NLC seeks bring-your-own-wine policy
The Newfoundland and Labrador Liquor Corporation (NLC) is asking government to change liquor laws to allow restaurant customers to bring their their own bottles of wine when they dine out.
"The recommendation has been made, it's in the system now," said Steve Winter, the CEO of the NLC.
"We're optimistic on this."
Winter agrees with restaurant owner Alfred Hynes, who has been lobbying for the legislation to be changed.
Local restaurant broke provincial liquor law
Hynes, the owner of St. John's restaurant Gracie Joe's, had been contravening provincial liquor laws for about eight months by allowing his customers to bring their own wine to his restaurant for a $10 corking fee.
Hynes said his customers seemed to enjoy bringing their own wine.
"People were happy and smiling and delighted that there was this sense of freedom that this was available to them," said Hynes.

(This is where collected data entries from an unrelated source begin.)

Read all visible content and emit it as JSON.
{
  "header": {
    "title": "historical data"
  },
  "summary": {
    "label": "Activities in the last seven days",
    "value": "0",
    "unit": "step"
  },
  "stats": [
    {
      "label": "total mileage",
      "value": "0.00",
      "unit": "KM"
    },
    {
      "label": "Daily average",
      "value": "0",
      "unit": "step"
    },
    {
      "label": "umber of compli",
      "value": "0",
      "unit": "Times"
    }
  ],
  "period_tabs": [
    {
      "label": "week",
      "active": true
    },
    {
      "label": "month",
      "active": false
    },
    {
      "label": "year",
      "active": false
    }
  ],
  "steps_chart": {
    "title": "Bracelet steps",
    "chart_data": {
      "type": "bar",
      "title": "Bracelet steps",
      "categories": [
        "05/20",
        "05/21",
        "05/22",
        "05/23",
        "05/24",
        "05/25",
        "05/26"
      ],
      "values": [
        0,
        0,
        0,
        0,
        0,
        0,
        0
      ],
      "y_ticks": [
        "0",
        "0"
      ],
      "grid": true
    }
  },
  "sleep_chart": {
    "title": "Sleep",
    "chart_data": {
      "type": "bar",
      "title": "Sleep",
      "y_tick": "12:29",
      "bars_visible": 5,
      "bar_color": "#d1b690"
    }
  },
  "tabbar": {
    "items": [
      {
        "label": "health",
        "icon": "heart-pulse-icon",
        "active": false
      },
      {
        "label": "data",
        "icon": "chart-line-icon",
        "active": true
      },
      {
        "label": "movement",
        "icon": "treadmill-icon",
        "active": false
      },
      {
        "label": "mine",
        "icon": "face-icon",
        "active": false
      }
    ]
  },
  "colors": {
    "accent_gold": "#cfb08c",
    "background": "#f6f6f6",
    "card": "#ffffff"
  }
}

He said he had to stop that practice several weeks ago after a competitor complained to the NLC. Hynes has since applied for a liquor licence.
NLC researching wine and restaurants
Winter said the NLC has been researching the issue for about four years.
He noted Newfoundland and Labrador is one of only two provinces that doesn't allow customers to bring their own wine to restaurants. Nor does this province charge restaurants a fee for a liquor licence.
Winter said he doesn't think a bring-your-own-wine policy would affect NLC profits.
"As long as [the wine] is bought through the NLC, it doesn't matter to us," he said.
Restaurant association members worried
Nancy Brace, the executive director of the Restaurant Association of Newfoundland and Labrador, which represents about 100 members, said there's a concern that such a policy would be bad for business.
Brace said the profit margin for restaurants, especially high-end ones, is only about three per cent, and much of that comes from liquor sales.
"It's not a whole lot of wiggle room when you consider that costs of other things keep going up," said Brace. "At a lot of higher-end restaurants, the majority of their returns come from liquor sales," she said.
"If 80 per cent of the restaurants in town offer bring-your-own-wine, the other 20 per cent will suffer."
Brace said her group plans to discuss the policy with Hospitality Newfoundland and Labrador, the association for tourism operators, to come up with an official position on the issue.
Change could help?
Hynes, who is not a member of the provincial restaurant association, said he thinks letting customers bring their own wine could be good for business.
"It opens you up to a different demographic in the off-season, it may be advantageous to fill your seats in the off-season," he said.
Winter said he's also personally interested in a change.
"I'd go out more often because it would make going out cheaper for me," he said.
Winter said the province's finance department is considering the NLC's request, adding he has no idea how long it might take to hear back from government.